Als Johann Gudenus gegen die "mächtige Homosexuellenlobby" wetterte, hatte er sich dafür einen geschichtsträchtigen Ort ausgesucht. Mitten im Zentrum Moskaus, im Keller der unter Stalin abgerissenen und von Präsident Boris Jelzin wiedererrichteten Christ-Erlöser-Kathedrale donnerte der FPÖ-Politiker gegen die Russland-Politik der EU und erklärte die Österreicher zu Freunden des Kreml.

Das Gotteshaus war wohl nicht zufällig gewählt. Vor zwei Jahren endete hier ein Auftritt der Gruppe Pussy Riot mit Verhaftungen und Gefängnisstrafen. Seitdem wird der Ort immer wieder von einer Koalition aus Erzkonservativen und Geheimdiensten für Veranstaltungen genutzt. Hier feiern sie ihren Sieg über die Zivilgesellschaft – mit dem Segen der Kirche.
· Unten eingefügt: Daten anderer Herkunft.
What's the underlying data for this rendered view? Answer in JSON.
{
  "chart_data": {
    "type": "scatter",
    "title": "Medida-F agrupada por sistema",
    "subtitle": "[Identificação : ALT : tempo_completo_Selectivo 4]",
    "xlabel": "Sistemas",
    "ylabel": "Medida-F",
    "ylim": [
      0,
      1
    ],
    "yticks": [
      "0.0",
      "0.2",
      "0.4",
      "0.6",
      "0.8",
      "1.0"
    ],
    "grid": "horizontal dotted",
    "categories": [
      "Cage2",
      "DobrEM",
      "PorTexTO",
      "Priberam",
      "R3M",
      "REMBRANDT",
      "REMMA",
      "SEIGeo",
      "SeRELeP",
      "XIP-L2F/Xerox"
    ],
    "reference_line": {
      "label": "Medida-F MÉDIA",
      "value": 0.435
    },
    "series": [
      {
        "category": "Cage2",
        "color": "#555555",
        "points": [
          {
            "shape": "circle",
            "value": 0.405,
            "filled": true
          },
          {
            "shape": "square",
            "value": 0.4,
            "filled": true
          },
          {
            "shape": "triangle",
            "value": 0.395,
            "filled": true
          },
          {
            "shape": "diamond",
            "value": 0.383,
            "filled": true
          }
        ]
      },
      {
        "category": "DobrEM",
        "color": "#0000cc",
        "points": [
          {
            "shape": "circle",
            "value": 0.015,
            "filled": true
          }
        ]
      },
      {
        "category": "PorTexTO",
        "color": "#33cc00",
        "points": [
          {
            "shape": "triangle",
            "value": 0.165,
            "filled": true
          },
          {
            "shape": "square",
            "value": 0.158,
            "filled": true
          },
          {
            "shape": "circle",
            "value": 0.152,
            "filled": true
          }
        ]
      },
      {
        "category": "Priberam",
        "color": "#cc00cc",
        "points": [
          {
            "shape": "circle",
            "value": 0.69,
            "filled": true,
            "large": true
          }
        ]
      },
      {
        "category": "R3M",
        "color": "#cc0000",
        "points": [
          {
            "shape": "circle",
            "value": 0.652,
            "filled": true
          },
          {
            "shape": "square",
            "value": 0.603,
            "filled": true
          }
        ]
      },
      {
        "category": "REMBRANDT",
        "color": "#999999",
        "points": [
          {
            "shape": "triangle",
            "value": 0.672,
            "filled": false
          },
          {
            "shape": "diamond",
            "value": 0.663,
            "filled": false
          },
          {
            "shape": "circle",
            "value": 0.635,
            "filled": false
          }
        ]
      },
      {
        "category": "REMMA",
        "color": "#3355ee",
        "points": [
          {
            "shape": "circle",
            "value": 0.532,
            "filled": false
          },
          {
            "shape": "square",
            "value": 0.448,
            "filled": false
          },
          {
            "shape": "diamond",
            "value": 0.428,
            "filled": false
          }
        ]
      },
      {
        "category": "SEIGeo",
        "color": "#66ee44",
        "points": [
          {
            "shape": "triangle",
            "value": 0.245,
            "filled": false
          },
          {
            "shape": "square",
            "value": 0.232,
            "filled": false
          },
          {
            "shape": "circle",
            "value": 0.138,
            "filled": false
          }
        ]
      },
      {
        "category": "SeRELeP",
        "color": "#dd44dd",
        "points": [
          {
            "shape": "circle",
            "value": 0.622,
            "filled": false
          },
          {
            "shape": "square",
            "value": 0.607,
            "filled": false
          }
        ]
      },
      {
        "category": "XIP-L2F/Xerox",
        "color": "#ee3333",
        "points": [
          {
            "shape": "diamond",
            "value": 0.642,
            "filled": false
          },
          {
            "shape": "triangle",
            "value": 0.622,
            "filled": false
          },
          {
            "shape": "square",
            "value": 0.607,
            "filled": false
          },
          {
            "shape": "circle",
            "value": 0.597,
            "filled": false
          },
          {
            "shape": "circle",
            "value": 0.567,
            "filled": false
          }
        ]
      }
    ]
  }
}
Die Zuneigung der FPÖ zu Russland befindet sich derzeit auf einem Höhepunkt. Noch vor wenigen Jahren wäre das undenkbar gewesen. Früher kämpfte die Partei an vorderster politischer Front gegen Bolschewismus und rote Gefahr aus dem Osten. Doch vor allem seit 2008, dem Jahr des Georgienkrieges, verstehen sich die Mannen um Heinz-Christian Strache immer mehr als beste Freund Moskaus, als Einzige in Österreich, die Putin verstünden. Dabei geht es nicht nur um Politik: FPÖ-Granden hatten und haben handfeste wirtschaftliche Interessen im Reich Putins.

"Wir kriegen kein Geld", beteuerte FPÖ-Chef Strache vergangene Woche auf einer Pressekonferenz, als er nach den Gründen dafür gefragt wurde. Das Russland-Engagement begründete er mit einer "Verantwortung für den Frieden" und bemühte auch die Neutralität Österreichs. Für die neue Freundschaft wurden alle Kontakte zu ukrainischen Nationalisten geopfert. Diese wollen mit der FPÖ mittlerweile nichts mehr zu tun haben.

Auch andere rechtskonservative und nationalistische Gruppierungen aus Europa entdecken seit dem international nicht anerkannten Krimreferendum ihre Liebe zu Moskau: Vertreter des französischen Front National, von Vlaams Belang aus Belgien und Jobbik aus Ungarn pilgern neben FPÖ-Politikern regelmäßig nach Moskau und wettern dort gegen Nato, USA, EU und den Westen insgesamt. Mit der österreichischen Neutralität hat das aber nichts zu tun.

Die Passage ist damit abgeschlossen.